Tuesday, July 31 The Man with Experience

Praying fervently for strength to get me through the rehearsal, I headed toward the church building, less than two hundred yards away. Entering the church, I encountered the wedding director, with whom I had carefully planned both this rehearsal and the wedding. I was very aware of how much could “go wrong” even at a rehearsal, having experienced last-minute changes in the program by the bride and groom, objections to details by family members, and interference from the wedding director.

This time, I was taking no chances. At my request, we had talked by Skype more than a month before. During that hour-long conversation, we had gone over all aspects of the rehearsal and the ceremony itself. I found her to be very agreeable, charming in every way, and fluent in English. It turns out that she had earned a Master’s degree in event planning at Columbia University. She was both warm and professional.

As we waited for the wedding party to arrive, we reviewed the plans we had made. One matter received special attention.  Traditional American weddings have the bride and groom leave the church at the end of the ceremony and then proceed either to the reception or to another place for pictures to be taken while guests enjoy refreshments.

Yangyou had spent the previous year in Glasgow, however, and had attended a couple of British weddings. She had also seen several movies, in which the couple are greeted by happy well-wishers as they walk out the door under a shower of flower petals. She really wanted that to happen at her wedding. But she also wanted to exit the church on David’s arm after I pronounced them “man and wife.”

After a long discussion of various options, the wedding director and I had worked this out over Skype. I was pretty pleased with my solution: The couple would walk down the aisle and out the door quickly, then come back around into the church through a side door. The wedding director had already been to the venue and thought this would be no problem. When we looked at the building, we found that she was right.

I had wanted to talk with the musicians during the rehearsal, but they wouldn’t be coming until the day of the wedding, so that wasn’t possible. Yangyou and David and I figured out a way around this: We would play a recording of the processional and a couple of other pieces during the rehearsal, and she would talk with the instrumentalists separately. The soloist was present for the rehearsal, so we were able to make sure that she knew when to sing and where to be.

When the wedding parents, including parents and other relatives, gathered in the front of the church, therefore, I was prepared for them.

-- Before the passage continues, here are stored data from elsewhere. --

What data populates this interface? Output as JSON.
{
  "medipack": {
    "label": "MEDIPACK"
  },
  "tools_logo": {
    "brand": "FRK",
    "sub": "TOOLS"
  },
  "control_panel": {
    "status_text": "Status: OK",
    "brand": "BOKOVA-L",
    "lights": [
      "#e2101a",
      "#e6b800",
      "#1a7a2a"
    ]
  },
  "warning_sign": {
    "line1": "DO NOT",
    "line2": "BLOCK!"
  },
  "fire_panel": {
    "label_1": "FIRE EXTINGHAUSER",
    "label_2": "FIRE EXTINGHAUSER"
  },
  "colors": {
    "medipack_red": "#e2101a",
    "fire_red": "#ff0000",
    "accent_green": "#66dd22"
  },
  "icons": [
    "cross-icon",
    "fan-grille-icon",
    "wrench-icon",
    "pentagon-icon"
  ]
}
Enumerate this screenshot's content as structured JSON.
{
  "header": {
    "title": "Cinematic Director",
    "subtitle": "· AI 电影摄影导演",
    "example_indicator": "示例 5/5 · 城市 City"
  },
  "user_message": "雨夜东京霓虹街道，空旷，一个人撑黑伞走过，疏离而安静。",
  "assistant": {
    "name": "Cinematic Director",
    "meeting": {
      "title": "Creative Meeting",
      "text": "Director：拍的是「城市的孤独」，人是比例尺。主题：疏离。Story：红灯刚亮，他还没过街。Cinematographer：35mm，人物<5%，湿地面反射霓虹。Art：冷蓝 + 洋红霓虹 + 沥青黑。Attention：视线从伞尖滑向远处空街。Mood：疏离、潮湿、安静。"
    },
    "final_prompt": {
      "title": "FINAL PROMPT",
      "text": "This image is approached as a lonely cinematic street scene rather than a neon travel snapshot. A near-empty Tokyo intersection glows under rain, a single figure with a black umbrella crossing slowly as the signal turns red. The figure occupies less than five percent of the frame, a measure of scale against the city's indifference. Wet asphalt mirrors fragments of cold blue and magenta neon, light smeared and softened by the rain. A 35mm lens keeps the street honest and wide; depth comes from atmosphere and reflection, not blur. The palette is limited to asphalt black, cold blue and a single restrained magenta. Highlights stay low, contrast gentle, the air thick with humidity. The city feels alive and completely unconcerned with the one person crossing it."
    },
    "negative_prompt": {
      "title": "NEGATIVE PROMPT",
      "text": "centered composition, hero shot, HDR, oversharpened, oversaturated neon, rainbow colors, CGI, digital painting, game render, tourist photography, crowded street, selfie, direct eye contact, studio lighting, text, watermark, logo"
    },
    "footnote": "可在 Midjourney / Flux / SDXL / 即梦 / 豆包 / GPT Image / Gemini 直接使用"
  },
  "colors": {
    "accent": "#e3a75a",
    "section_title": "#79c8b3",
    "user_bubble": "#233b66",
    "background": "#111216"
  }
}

After welcoming everyone, I told them that we would begin with having everyone line up at the front just as they would be at the end of the processional. Then we would go through the ceremony, have them exit, and then practice the processional. I didn’t invent this effective rehearsal plan, but got it from my brother Peter, with whom I had served as a pastoral intern while I was in seminary. I had seen him follow it during our own wedding, and again when he performed the ceremony for our daughter Sarah, and I had followed this procedure several dozen times since I was ordained as a minister in 1969.

This time, however, I knew that most of the wedding party were not familiar with traditional Western-style Christian wedding ceremonies, so I did all I could to explain each part of the ceremony. I showed the men how to stand (hands down, not held in front of them like security guards!), how to walk the bridesmaids down the aisle, and how to greet and lead them out at the end of the service.

In my instructions, I tried to leave out nothing. I demonstrated how they were to turn slowly in unison as the bride came down the aisle, so that they were always facing her, and how to turn towards me during the service. Sabrina, the maid of honor, hadn’t served in that role before, so I guided her movements with my hands on her shoulders, physically rotating her. Likewise, I coached her in how to straighten out Yangyou’s train when she came to the altar rail at the end of the procession, when she and David made their way to the pulpit to sign the wedding register and then back again, and when they began the recessional.

For her part, Yangyou, who had, she said, been thinking about her wedding since she was a girl, had also drawn up plans for the perfect wedding. The program was beautiful – a work of art, really – and reflected many hours of thought and discussion with David. Working with the two of them had been an immense pleasure for me. I liked all their choices, including the music. The Chinese liturgy came from David’s father who, as an elder in his church in China, has performed dozens of weddings. I had translated it into English, which wasn’t hard since it  mostly reflected traditional Western wedding ceremonies. For me to be able to cooperate with him in this way brought a great deal of joy. I knew, also, that at least David’s family would be happy with the structure and wording of what we would all say and do.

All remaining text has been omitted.